Wednesday, September 29, 2010

A look at key gay-marriage laws in America - Yahoo! News

A look at key gay-marriage laws in America - Yahoo! News:

It's been 17 years since Hawaii's Supreme Court first ruled that summarily restricting marriage to opposite-sex couples violated the equal protection clause of that state's constitution. Yet, to this day, only five states and the District of Columbia permit gay couples to marry. It took another 11 years after the Hawaii decision before any state allowed same-sex couples to tie the knot.

The Hawaii court's revolutionary decision prompted gay-marriage opponents to obtain a legislative amendment to the state constitution to eliminate the constitutional basis for the court's conclusion. Thus, the Hawaii court's ruling did not actually lead to same-sex marriages. While several states and localities fashioned domestic partnerships and civil unions in the interim, it wasn't until 2004 that any of the U.S. states began marrying gay couples. The first state to do so was Massachusetts, ironically a commonwealth long-identified with socially conservative blue laws that are holdovers from colonial days.

In that same year, Gavin Newsom, mayor of San Francisco, briefly opened the door to same-sex marriages, issuing licenses to 4,000 gay couples despite language in the California Code specifying that marriage involves a man and a woman. Litigation ensued, and the state Supreme Court voided the marriages. Twice thereafter, the legislature voted to authorize same-sex marriage, but the governor vetoed both bills.

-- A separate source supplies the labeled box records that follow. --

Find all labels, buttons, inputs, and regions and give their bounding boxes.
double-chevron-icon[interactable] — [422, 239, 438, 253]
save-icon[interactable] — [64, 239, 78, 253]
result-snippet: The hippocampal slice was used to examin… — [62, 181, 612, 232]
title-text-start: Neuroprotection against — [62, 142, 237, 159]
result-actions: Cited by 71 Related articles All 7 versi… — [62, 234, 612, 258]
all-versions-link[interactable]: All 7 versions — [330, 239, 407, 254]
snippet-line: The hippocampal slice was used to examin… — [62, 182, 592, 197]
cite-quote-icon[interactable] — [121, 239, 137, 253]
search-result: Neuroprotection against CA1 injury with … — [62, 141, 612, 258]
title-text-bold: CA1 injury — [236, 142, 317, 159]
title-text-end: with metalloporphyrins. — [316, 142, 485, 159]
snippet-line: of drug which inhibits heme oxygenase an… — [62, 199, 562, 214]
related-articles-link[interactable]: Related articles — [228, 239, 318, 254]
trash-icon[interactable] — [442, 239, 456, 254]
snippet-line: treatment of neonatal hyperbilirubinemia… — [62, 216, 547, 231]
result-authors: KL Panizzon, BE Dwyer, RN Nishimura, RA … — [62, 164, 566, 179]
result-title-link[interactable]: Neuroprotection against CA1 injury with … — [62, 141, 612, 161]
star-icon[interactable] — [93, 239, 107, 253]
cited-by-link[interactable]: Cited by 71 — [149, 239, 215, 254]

In 2008, the California Supreme Court overturned the gay-marriage prohibition, but voters by referendum amended the state constitution to ban gay marriage once again.

In 2010, federal judge Vaughn Walker ruled that Proposition 8, the voter-approved measure that barred gay marriage in California, violated constitutional due process and equal protection clauses. Prop. 8 supporters are appealing.

The states that currently permit same-sex couples to marry are Massachusetts, Vermont, New Hampshire, Connecticut, Iowa and the District of Columbia.

Massachusetts also took the lead in allowing out-of-state same-sex couples to marry there when in 2009 it repealed a 1913 residency requirement for marriage. That same year, Vermont's legislature overrode a gubernatorial veto of a bill authorizing gay marriage. Connecticut likewise followed the legislative route to authorizing same-sex couples to marry. It passed a law in 2008, phasing out civil unions, which had been allowed since 2005. By year's end, all civil unions in Connecticut will have been converted to marriages.

New Hampshire followed a similar path to its New England neighbors, passing a law specifically authorizing same-sex marriage effective January 2010.

In Iowa, however, same-sex couples acquired the right to marry through litigation. The Iowa legislature passed a Defense of Marriage statute, a common type of law defining marriage as the union of one man and one woman, that was challenged in court. The Iowa Supreme Court struck the law as unconstitutional last year, thus affirming the legality of gay marriage.

The District of Columbia legalized gay marriage in December 2009, effective March 2010.

States that do not recognize same-sex marriage but authorize domestic partnerships include California, Oregon, New Jersey Nevada, Washington, Hawaii, Maine and Wisconsin. New Jersey's domestic partnership law provides the same benefits as marriage to couples availing themselves of it, whereas the other states with domestic partnership laws provide similar but not as extensive benefits as those afforded to married couples.

Three states without gay marriage laws of their own explicitly recognize same-sex marriages performed elsewhere. These states are Rhode Island, New York and Maryland.